What happens when a well meaning security expert finds a flaw in the computing system of one of India’s most successful banks - ICICI?  CTO Yash, like all responsible security experts, had taken steps to ensure that the code to hack this weakness was not available to the wrong people.

The Bank, instead of thanking him and fixing the problem, sent Yash an email asking him to remove his findings from his blog.

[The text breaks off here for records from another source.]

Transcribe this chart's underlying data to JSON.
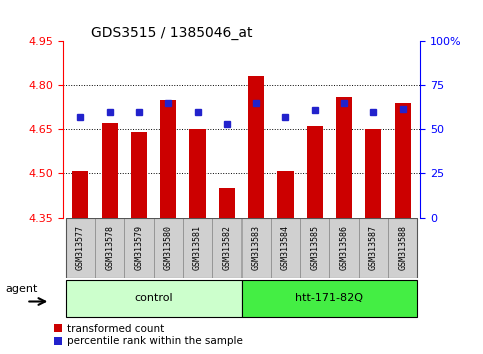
{
  "title": "GDS3515 / 1385046_at",
  "samples": [
    "GSM313577",
    "GSM313578",
    "GSM313579",
    "GSM313580",
    "GSM313581",
    "GSM313582",
    "GSM313583",
    "GSM313584",
    "GSM313585",
    "GSM313586",
    "GSM313587",
    "GSM313588"
  ],
  "red_values": [
    4.51,
    4.67,
    4.64,
    4.75,
    4.65,
    4.45,
    4.83,
    4.51,
    4.66,
    4.76,
    4.65,
    4.74
  ],
  "blue_values": [
    4.69,
    4.71,
    4.71,
    4.74,
    4.71,
    4.668,
    4.74,
    4.69,
    4.715,
    4.74,
    4.71,
    4.72
  ],
  "ymin": 4.35,
  "ymax": 4.95,
  "yticks": [
    4.35,
    4.5,
    4.65,
    4.8,
    4.95
  ],
  "grid_lines": [
    4.5,
    4.65,
    4.8
  ],
  "right_ytick_labels": [
    "0",
    "25",
    "50",
    "75",
    "100%"
  ],
  "right_ytick_vals": [
    0,
    25,
    50,
    75,
    100
  ],
  "bar_color": "#cc0000",
  "dot_color": "#2222cc",
  "bar_bottom": 4.35,
  "bar_width": 0.55,
  "dot_size": 4,
  "ctrl_color": "#ccffcc",
  "htt_color": "#44ee44",
  "agent_label": "agent",
  "ctrl_label": "control",
  "htt_label": "htt-171-82Q",
  "legend_red": "transformed count",
  "legend_blue": "percentile rank within the sample",
  "title_fontsize": 10,
  "tick_fontsize": 8,
  "label_fontsize": 8,
  "xticklabel_fontsize": 6,
  "group_fontsize": 8,
  "legend_fontsize": 7.5,
  "bg_color": "#ffffff",
  "xticklabel_bg": "#d0d0d0"
}
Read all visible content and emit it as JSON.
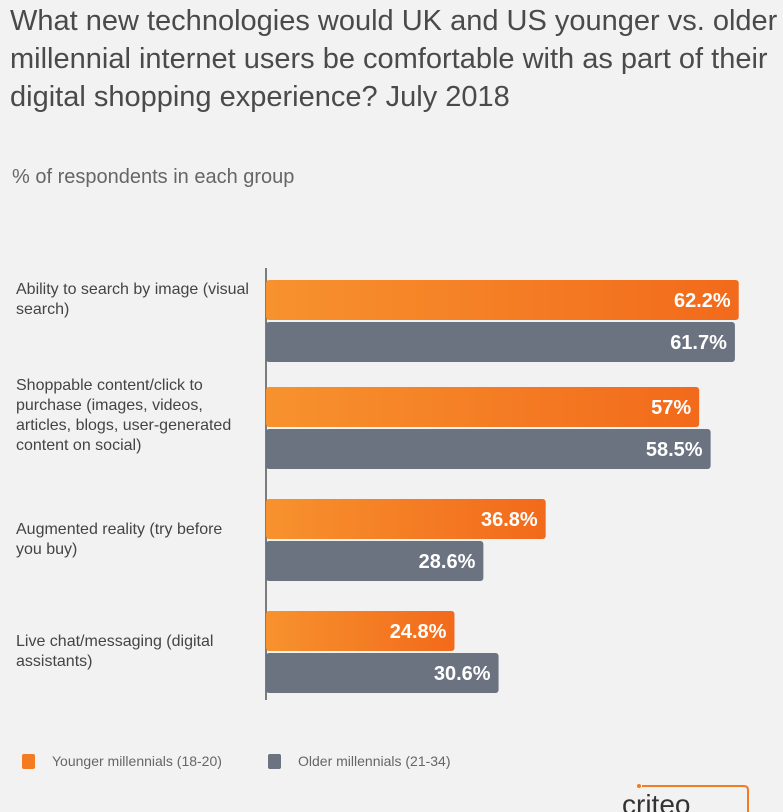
{
  "chart_data": {
    "type": "bar",
    "orientation": "horizontal",
    "title": "What new technologies would UK and US younger vs. older millennial internet users be comfortable with as part of their digital shopping experience? July 2018",
    "subtitle": "% of respondents in each group",
    "categories": [
      "Ability to search by image (visual search)",
      "Shoppable content/click to purchase (images, videos, articles, blogs, user-generated content on social)",
      "Augmented reality (try before you buy)",
      "Live chat/messaging (digital assistants)"
    ],
    "series": [
      {
        "name": "Younger millennials (18-20)",
        "values": [
          62.2,
          57,
          36.8,
          24.8
        ],
        "labels": [
          "62.2%",
          "57%",
          "36.8%",
          "24.8%"
        ],
        "color": "#f47b20"
      },
      {
        "name": "Older millennials (21-34)",
        "values": [
          61.7,
          58.5,
          28.6,
          30.6
        ],
        "labels": [
          "61.7%",
          "58.5%",
          "28.6%",
          "30.6%"
        ],
        "color": "#6b7280"
      }
    ],
    "xlim": [
      0,
      65
    ],
    "grid": false,
    "legend_position": "bottom-left"
  },
  "logo": "criteo"
}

Yash, on his blog, gives an overview of how the virus works on ICICI Online Banking

“ 
Disclaimer:  Author takes no responsibility for any actions with provided information

I have developed a proof-of-concept virus to attack the ICICI Online banking using the Man-in-Middle / Man-in-Browser attack method. I am releasing a video (of only 8 minutes) to show what an attack can do to an online banking customer who uses ICICI online banking facility and how it can result in financial loss. I am not releasing the source code or the binaries of the virus to prevent any kind of misuse from black hat hackers.

This video shows how virus can control your Internet explorer and manipulate ICICI Bank transactions in real time. The user is unaware that a virus is running, he logs into ICICI Online bank and performs an online transaction, the virus modifies the destination payee information in real-time and redirects the fund to an attacker account without the knowledge of the user.  The same virus can be extended to any browser.
“

Cyber law expert Na.Vijayashankar, also known as Naavi in Cyberspace, is one of the most respected names in the Indian tech and online world.  As Chairman of the Digital Society Foundation and as a Director of Cyber Law College, one of Naavi’s life mottos is “Let’s build a responsible Cyber society”.  His views are highly regarded and he is regularly quoted by Indian media.

Naavi has revealed that ICICI sent this security expert Yash an email requesting removal of the content failing which legal action was threatened.